We examined 37 biliary tract cancer specimens from patients who underwent surgical resection. Promoter methylation was determined by one-step or two-step methylation-specific polymerase chain reaction. Gene mutation was identified by direct sequencing. The expression of MGMT protein in paraffin-embedded tissue was examined by immunohistochemistry.
Frequencies of promoter methylation were 70% for p16/INK4a, 49% for MGMT, 46% for hMLH1, 41% for E-cadherin, and 32% for DAPK genes. MGMT methylation status was closely correlated with the MGMT protein expression determined by immunohistochemistry (P < .001). Although this was not statistically significant, biliary tract cancer tumors with MGMT methylation expressed multigene methylation more frequently than tumors without MGMT methylation (P = .071). A total of 33 mutations were identified in 4 cancer-related genes: p53, K-ras, beta-catenin, and p16/INK4a genes. The most common mutation was GC to AT transitions (58%), which were significantly associated with MGMT promoter methylation (P = .011). These findings suggest that loss of MGMT expression by promoter methylation results in accumulation of GC to AT gene mutations.

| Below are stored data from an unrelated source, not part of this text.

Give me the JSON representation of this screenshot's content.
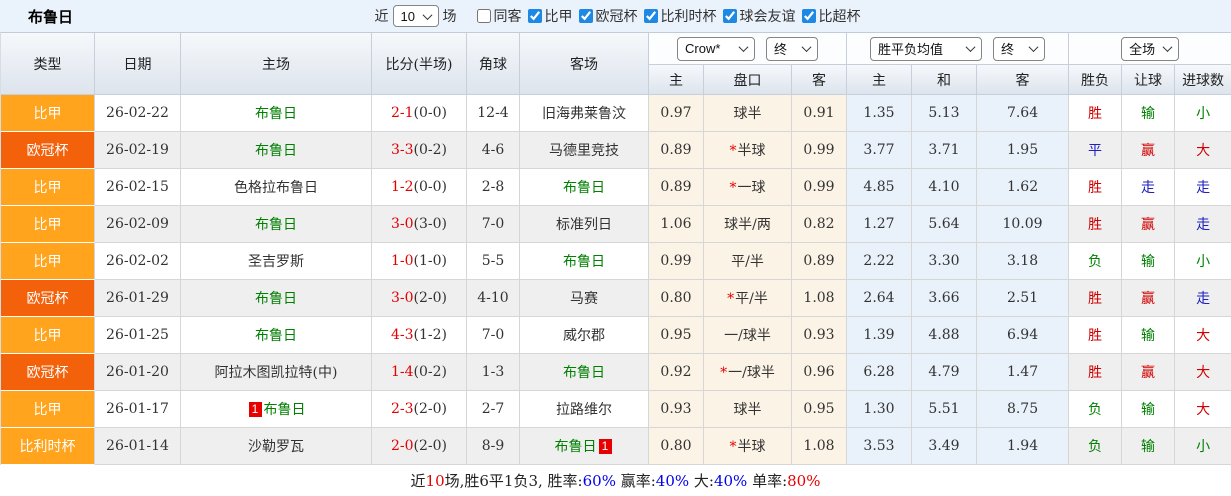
{
  "top_bar": {
    "title": "布鲁日",
    "recent_prefix": "近",
    "recent_value": "10",
    "recent_suffix": "场",
    "filters": [
      {
        "label": "同客",
        "checked": false
      },
      {
        "label": "比甲",
        "checked": true
      },
      {
        "label": "欧冠杯",
        "checked": true
      },
      {
        "label": "比利时杯",
        "checked": true
      },
      {
        "label": "球会友谊",
        "checked": true
      },
      {
        "label": "比超杯",
        "checked": true
      }
    ]
  },
  "table": {
    "col_headers": [
      "类型",
      "日期",
      "主场",
      "比分(半场)",
      "角球",
      "客场"
    ],
    "selectors": {
      "company": "Crow*",
      "company_time": "终",
      "avg": "胜平负均值",
      "avg_time": "终",
      "scope": "全场"
    },
    "subheaders": [
      "主",
      "盘口",
      "客",
      "主",
      "和",
      "客",
      "胜负",
      "让球",
      "进球数"
    ],
    "rows": [
      {
        "league": "比甲",
        "date": "26-02-22",
        "home": {
          "name": "布鲁日",
          "self": true
        },
        "score": "2-1",
        "half": "(0-0)",
        "corner": "12-4",
        "away": {
          "name": "旧海弗莱鲁汶",
          "self": false
        },
        "ah": {
          "home": "0.97",
          "line": "球半",
          "star": false,
          "away": "0.91"
        },
        "eu": {
          "home": "1.35",
          "draw": "5.13",
          "away": "7.64"
        },
        "result": {
          "text": "胜",
          "c": "red"
        },
        "handicap": {
          "text": "输",
          "c": "green"
        },
        "goal": {
          "text": "小",
          "c": "green"
        }
      },
      {
        "league": "欧冠杯",
        "date": "26-02-19",
        "home": {
          "name": "布鲁日",
          "self": true
        },
        "score": "3-3",
        "half": "(0-2)",
        "corner": "4-6",
        "away": {
          "name": "马德里竞技",
          "self": false
        },
        "ah": {
          "home": "0.89",
          "line": "半球",
          "star": true,
          "away": "0.99"
        },
        "eu": {
          "home": "3.77",
          "draw": "3.71",
          "away": "1.95"
        },
        "result": {
          "text": "平",
          "c": "blue"
        },
        "handicap": {
          "text": "赢",
          "c": "red"
        },
        "goal": {
          "text": "大",
          "c": "red"
        }
      },
      {
        "league": "比甲",
        "date": "26-02-15",
        "home": {
          "name": "色格拉布鲁日",
          "self": false
        },
        "score": "1-2",
        "half": "(0-0)",
        "corner": "2-8",
        "away": {
          "name": "布鲁日",
          "self": true
        },
        "ah": {
          "home": "0.89",
          "line": "一球",
          "star": true,
          "away": "0.99"
        },
        "eu": {
          "home": "4.85",
          "draw": "4.10",
          "away": "1.62"
        },
        "result": {
          "text": "胜",
          "c": "red"
        },
        "handicap": {
          "text": "走",
          "c": "blue"
        },
        "goal": {
          "text": "走",
          "c": "blue"
        }
      },
      {
        "league": "比甲",
        "date": "26-02-09",
        "home": {
          "name": "布鲁日",
          "self": true
        },
        "score": "3-0",
        "half": "(3-0)",
        "corner": "7-0",
        "away": {
          "name": "标准列日",
          "self": false
        },
        "ah": {
          "home": "1.06",
          "line": "球半/两",
          "star": false,
          "away": "0.82"
        },
        "eu": {
          "home": "1.27",
          "draw": "5.64",
          "away": "10.09"
        },
        "result": {
          "text": "胜",
          "c": "red"
        },
        "handicap": {
          "text": "赢",
          "c": "red"
        },
        "goal": {
          "text": "走",
          "c": "blue"
        }
      },
      {
        "league": "比甲",
        "date": "26-02-02",
        "home": {
          "name": "圣吉罗斯",
          "self": false
        },
        "score": "1-0",
        "half": "(1-0)",
        "corner": "5-5",
        "away": {
          "name": "布鲁日",
          "self": true
        },
        "ah": {
          "home": "0.99",
          "line": "平/半",
          "star": false,
          "away": "0.89"
        },
        "eu": {
          "home": "2.22",
          "draw": "3.30",
          "away": "3.18"
        },
        "result": {
          "text": "负",
          "c": "green"
        },
        "handicap": {
          "text": "输",
          "c": "green"
        },
        "goal": {
          "text": "小",
          "c": "green"
        }
      },
      {
        "league": "欧冠杯",
        "date": "26-01-29",
        "home": {
          "name": "布鲁日",
          "self": true
        },
        "score": "3-0",
        "half": "(2-0)",
        "corner": "4-10",
        "away": {
          "name": "马赛",
          "self": false
        },
        "ah": {
          "home": "0.80",
          "line": "平/半",
          "star": true,
          "away": "1.08"
        },
        "eu": {
          "home": "2.64",
          "draw": "3.66",
          "away": "2.51"
        },
        "result": {
          "text": "胜",
          "c": "red"
        },
        "handicap": {
          "text": "赢",
          "c": "red"
        },
        "goal": {
          "text": "走",
          "c": "blue"
        }
      },
      {
        "league": "比甲",
        "date": "26-01-25",
        "home": {
          "name": "布鲁日",
          "self": true
        },
        "score": "4-3",
        "half": "(1-2)",
        "corner": "7-0",
        "away": {
          "name": "威尔郡",
          "self": false
        },
        "ah": {
          "home": "0.95",
          "line": "一/球半",
          "star": false,
          "away": "0.93"
        },
        "eu": {
          "home": "1.39",
          "draw": "4.88",
          "away": "6.94"
        },
        "result": {
          "text": "胜",
          "c": "red"
        },
        "handicap": {
          "text": "输",
          "c": "green"
        },
        "goal": {
          "text": "大",
          "c": "red"
        }
      },
      {
        "league": "欧冠杯",
        "date": "26-01-20",
        "home": {
          "name": "阿拉木图凯拉特(中)",
          "self": false
        },
        "score": "1-4",
        "half": "(0-2)",
        "corner": "1-3",
        "away": {
          "name": "布鲁日",
          "self": true
        },
        "ah": {
          "home": "0.92",
          "line": "一/球半",
          "star": true,
          "away": "0.96"
        },
        "eu": {
          "home": "6.28",
          "draw": "4.79",
          "away": "1.47"
        },
        "result": {
          "text": "胜",
          "c": "red"
        },
        "handicap": {
          "text": "赢",
          "c": "red"
        },
        "goal": {
          "text": "大",
          "c": "red"
        }
      },
      {
        "league": "比甲",
        "date": "26-01-17",
        "home": {
          "name": "布鲁日",
          "self": true,
          "badge": "1",
          "badge_pos": "before"
        },
        "score": "2-3",
        "half": "(2-0)",
        "corner": "2-7",
        "away": {
          "name": "拉路维尔",
          "self": false
        },
        "ah": {
          "home": "0.93",
          "line": "球半",
          "star": false,
          "away": "0.95"
        },
        "eu": {
          "home": "1.30",
          "draw": "5.51",
          "away": "8.75"
        },
        "result": {
          "text": "负",
          "c": "green"
        },
        "handicap": {
          "text": "输",
          "c": "green"
        },
        "goal": {
          "text": "大",
          "c": "red"
        }
      },
      {
        "league": "比利时杯",
        "date": "26-01-14",
        "home": {
          "name": "沙勒罗瓦",
          "self": false
        },
        "score": "2-0",
        "half": "(2-0)",
        "corner": "8-9",
        "away": {
          "name": "布鲁日",
          "self": true,
          "badge": "1",
          "badge_pos": "after"
        },
        "ah": {
          "home": "0.80",
          "line": "半球",
          "star": true,
          "away": "1.08"
        },
        "eu": {
          "home": "3.53",
          "draw": "3.49",
          "away": "1.94"
        },
        "result": {
          "text": "负",
          "c": "green"
        },
        "handicap": {
          "text": "输",
          "c": "green"
        },
        "goal": {
          "text": "小",
          "c": "green"
        }
      }
    ]
  },
  "summary": {
    "segments": [
      {
        "t": "近",
        "c": "dark"
      },
      {
        "t": "10",
        "c": "red"
      },
      {
        "t": "场,胜6平1负3, 胜率:",
        "c": "dark"
      },
      {
        "t": "60%",
        "c": "blue"
      },
      {
        "t": " 赢率:",
        "c": "dark"
      },
      {
        "t": "40%",
        "c": "blue"
      },
      {
        "t": " 大:",
        "c": "dark"
      },
      {
        "t": "40%",
        "c": "blue"
      },
      {
        "t": " 单率:",
        "c": "dark"
      },
      {
        "t": "80%",
        "c": "red"
      }
    ]
  },
  "colors": {
    "topbar_bg": "#eaf2fb",
    "stripe": "#efefef",
    "cream": "#fbf3e6",
    "lightblue": "#e9f2fa",
    "team_green": "#008000",
    "score_red": "#e60000",
    "result_red": "#d10000",
    "result_green": "#008000",
    "result_blue": "#2020c0",
    "footer_blue": "#0000ee",
    "footer_red": "#e60000",
    "league_colors": {
      "比甲": "#ffa41c",
      "欧冠杯": "#f4610b",
      "比利时杯": "#ffa41c"
    }
  }
}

Reduced MGMT expression may increase the malignant potential of biliary tract cancer through both epigenetic and genetic mechanisms.
我们先前在一项免疫组织化学研究中证明,O(6)-甲基鸟嘌呤-DNA甲基转移酶(MGMT)表达降低与胆道癌患者的预后较差相关。本研究的目的是阐明MGMT缺陷如何导致胆道癌预后不良。因此,我们研究了胆道癌中的表观遗传(启动子甲基化)和遗传(基因突变)改变。
我们检查了37例接受手术切除患者的胆道癌标本。通过一步或两步甲基化特异性聚合酶链反应确定启动子甲基化。通过直接测序鉴定基因突变。通过免疫组织化学检查石蜡包埋组织中MGMT蛋白的表达。
p16/INK4a启动子甲基化频率为70%,MGMT为49%,hMLH1为46%,E-钙黏蛋白为41%,DAPK基因为32%。MGMT甲基化状态与免疫组织化学测定的MGMT蛋白表达密切相关(P <.001)。虽然这没有统计学意义,但与未发生MGMT甲基化的肿瘤相比,发生MGMT甲基化的胆道癌肿瘤更频繁地表达多基因甲基化(P =.071)。在4个癌症相关基因(p53、K-ras、β-连环蛋白和p16/INK4a基因)中总共鉴定出33个突变。最常见的突变是GC到AT的转换(58%),这与MGMT启动子甲基化显著相关(P =.011)。这些发现表明,启动子甲基化导致的MGMT表达缺失会导致GC到AT基因突变的积累。
MGMT表达降低可能通过表观遗传和遗传机制增加胆道癌的恶性潜能。